Michigan court rules against ACLU in "right to read" case
When students are failed by their school, who is legally responsible?
Is a basic education a constitutional right?
And if it is, can the courts enforce it?
These are the questions at the heart of this case, in which the ACLU of Michigan sued Highland Park schools and the state of Michigan, saying students were not taught basic literacy skills.
The Michigan Court of Appeals says the ACLU cannot sue the state and the school district on behalf of students – even if those students were “abysmally failed.”
90% of Highland Park students failed reading, math, social studies and science tests
Everybody agrees on this much, at least: the Highland Park school district did not ensure kids were able to read or do math at their grade level.
In fact, according to the court’s minority opinion, a majority of 4th graders tested below “proficient” on the Michigan Educational Assessment Program’s reading test. A full 87% of those 4th graders tested below “proficient” in math.
In high school, at least 90% of students failed the state’s reading, math, and writing tests. Every student failed the Social Studies and Science tests.
Many classrooms didn’t have heat, textbooks were rare, student records were basically nonexistent, and for a while a homeless man was able to live in the facilities without anyone noticing.
So the ACLU sued the state and the district on behalf of eight Highland Park kids, claiming that students have a constitutional right to a quality education.
Two of the three judges on the Michigan Court of Appeals ruled against the students.
Majority opinion: “There is no one-size-fits-all solution.”
Writing for the majority, Judge Kathleen Jansen says, “while there is little genuine controversy that the district defendants have abysmally failed their pupils, the mechanism to correct this failure is not through the court system…”
First off, Jansen looked at the claim that the state is constitutionally obligated to give kids a quality education.
While she finds that the executive branch is “encouraged” to provide an education, the constitution doesn’t make it mandatory.
That’s because the constitution gives the legislature, not the executive branch, the job of providing and financing free public schools.

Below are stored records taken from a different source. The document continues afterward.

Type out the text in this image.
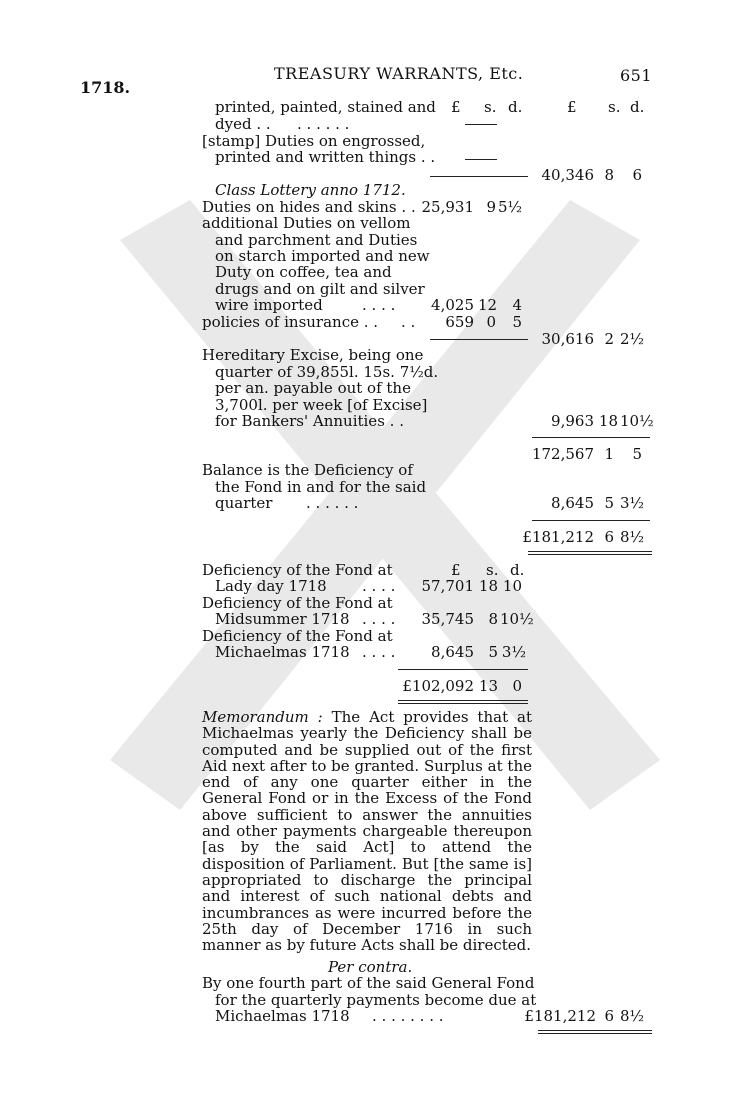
1718.
TREASURY WARRANTS, Etc.	651
£ s. d.	£ s. d.
printed, painted, stained and
dyed . . . . . . . .
[stamp] Duties on engrossed,
printed and written things . .
40,346 8	6
Class Lottery anno 1712.
Duties on hides and skins . . 25,931 9 5½
additional Duties on vellom
and parchment and Duties
on starch imported and new
Duty on coffee, tea and
drugs and on gilt and silver
wire imported	. . . .	4,025 12	4
policies of insurance . . . .	659 0	5
30,616 2 2½
Hereditary Excise, being one
quarter of 39,855l. 15s. 7½d.
per an. payable out of the
3,700l. per week [of Excise]
for Bankers' Annuities . .	9,963 18 10½
172,567 1	5
Balance is the Deficiency of
the Fond in and for the said
quarter . . . . . .	8,645 5 3½
£181,212 6 8½
£ s. d.
Deficiency of the Fond at
Lady day 1718 . . . . 57,701 18 10
Deficiency of the Fond at
Midsummer 1718 . . . . 35,745 8 10½
Deficiency of the Fond at
Michaelmas 1718 . . . .	8,645 5 3½
£102,092 13 0
Memorandum : The Act provides that at Michaelmas yearly the Deficiency shall be computed and be supplied out of the first Aid next after to be granted. Surplus at the end of any one quarter either in the General Fond or in the Excess of the Fond above sufficient to answer the annuities and other payments chargeable thereupon [as by the said Act] to attend the disposition of Parliament. But [the same is] appropriated to discharge the principal and interest of such national debts and incumbrances as were incurred before the 25th day of December 1716 in such manner as by future Acts shall be directed.
Per contra.
By one fourth part of the said General Fond
for the quarterly payments become due at
Michaelmas 1718 . . . . . . . .	£181,212 6 8½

So the state has a more supervisory, indirect role in a student’s education, and they’re fine so long as they’re providing schools with the necessary tools – which they are, the state argues, because other schools are doing just fine in the same system.
As for the district itself, Jansen says, there’s no law that expressly allows a student or their family to sue the district for failing to educate its students.
Without those parameters, the court would be overstepping its role if they told a district how, specifically, to do its jobs with regards to an individual student’s learning plan.
“Such a solution is not available through judicial intervention,” Jansen writes.
The dissent: “Education is the most important function of…government.”
In writing for the minority, Judge Shapiro says the U.S. Supreme Court found in Brown v Topeka Bd of Ed that “education is perhaps the most important function of state and local government.”
Therefore, he says his colleagues are essentially repealing portions of the state Constitution where it says the legislature and the local districts “shall” provide an education to students.
Shapiro says he agrees that the courts aren’t the right place to “fine-tune educational policy,” but that the courts are supposed to defend people – especially children – when the government isn’t complying with the constitutional duties.
“My colleagues offer kindly worded sympathy to the children whose future are in jeopardy through no fault of their own. But, the schoolchildren who brought this case are not requesting the Court’s sympathy. They are asking that we allow their case to be heard.”